On 7 December 2012, Shoprite Checkers (Pty) Ltd applied to the Gauteng Liquor Board for a liquor store licence for premises at Rivonia Village shopping centre under section 23(1) of the Gauteng Liquor Act 2 of 2003. Shoprite already operated a supermarket in that centre licensed to sell table wine. Mr Andreas Panayiotou objected to the licence application as he operated a liquor store approximately 150 metres away across Rivonia Boulevard in the Mutual Mews shopping centre. On 14 April 2014, the Board refused the application on the basis that it would create barriers to entry, substantially lessen competition, create a harmful monopolistic condition under section 30(2)(d), and have a detrimental effect on Mr Panayiotou's business, thus not being in the public interest under section 30(2)(c) of the Act.
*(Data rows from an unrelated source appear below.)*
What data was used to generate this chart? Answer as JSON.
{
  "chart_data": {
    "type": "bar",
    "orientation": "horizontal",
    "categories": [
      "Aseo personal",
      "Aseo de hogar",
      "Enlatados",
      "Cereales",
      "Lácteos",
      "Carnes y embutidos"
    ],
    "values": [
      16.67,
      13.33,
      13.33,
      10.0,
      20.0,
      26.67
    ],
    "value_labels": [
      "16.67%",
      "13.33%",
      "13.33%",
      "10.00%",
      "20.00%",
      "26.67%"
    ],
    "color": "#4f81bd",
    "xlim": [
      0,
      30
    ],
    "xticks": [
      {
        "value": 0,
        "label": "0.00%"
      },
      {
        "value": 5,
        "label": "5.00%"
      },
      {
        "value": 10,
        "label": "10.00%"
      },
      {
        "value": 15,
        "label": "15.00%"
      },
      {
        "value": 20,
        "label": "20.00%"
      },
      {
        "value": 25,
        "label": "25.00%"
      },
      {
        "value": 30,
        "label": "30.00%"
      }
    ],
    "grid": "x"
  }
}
Shoprite successfully reviewed this decision in the high court, which set aside the Board's refusal and directed the Board to grant the licence. Mr Panayiotou's application for leave to appeal was refused on 19 August 2015. The Board issued the licence to Shoprite on 28 October 2015, and Shoprite began trading in November 2015. Mr Panayiotou's subsequent interdict application was refused on 17 December 2015. He then applied to the Supreme Court of Appeal for leave to appeal, which was granted on 29 February 2016.
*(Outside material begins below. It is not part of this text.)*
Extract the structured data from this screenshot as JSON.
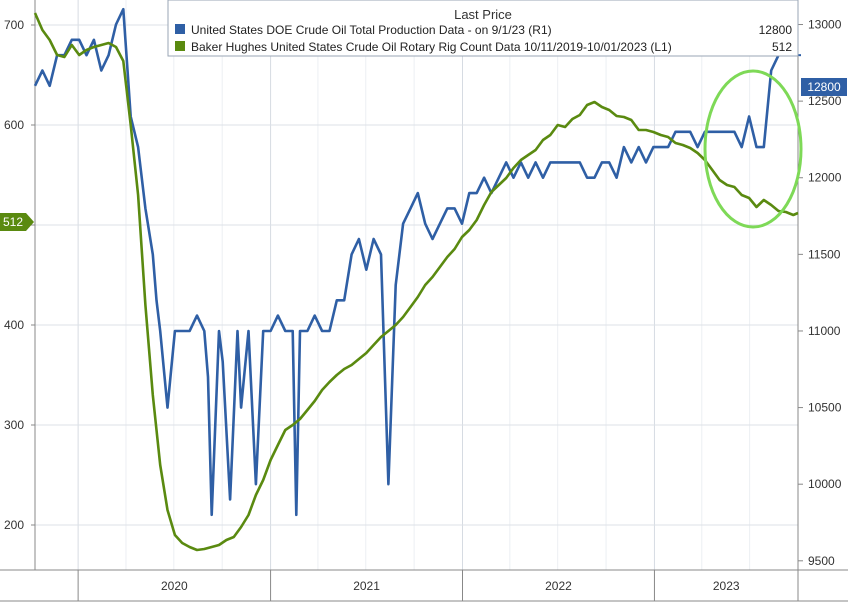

The appeal was dismissed with costs.
An appeal will be dismissed under section 16(2)(a) of the Superior Courts Act 10 of 2013 where the decision sought will have no practical effect or result. Where a fresh administrative act has been taken subsequent to the decision under appeal (such as the issuing of a licence) and that subsequent act has not been challenged, an appeal against the earlier decision cannot affect the validity of the subsequent administrative act. Even an unlawful administrative act is capable of producing legally valid consequences for so long as the unlawful act is not set aside. The purpose of section 16(2)(a) is to avoid overburdening appeal courts with matters which are of no practical moment.
While the court may exercise discretion to hear an appeal despite it having no practical effect or result, this would be appropriate where a discrete legal issue of public importance arises that would affect matters in the future and on which adjudication is required. No such issue was present in this case. The court also made an obiter observation about the failure of the parties to disclose to the court that a licence had been issued and that Shoprite was trading, noting that this only came to the court's attention on the morning of the hearing through the judgment refusing the interdict. While Shoprite had mentioned the issuing of the licence in its answering affidavit in the application for condonation and leave to appeal, this was not part of the appeal record and was not mentioned in the heads of argument.
This case is significant for establishing the application of section 16(2)(a) of the Superior Courts Act 10 of 2013 in circumstances where subsequent administrative action has rendered an appeal moot. It reinforces the principle that South African courts will not entertain appeals that can have no practical effect, particularly where a new administrative act (the issuing of the licence) has occurred and has not been challenged. The case demonstrates judicial economy and the courts' reluctance to expend resources on academic disputes. It also confirms the Oudekraal principle that even unlawful administrative acts produce legally valid consequences until set aside, and that a successful appeal against an earlier decision cannot retrospectively invalidate a subsequent unchallenged administrative act.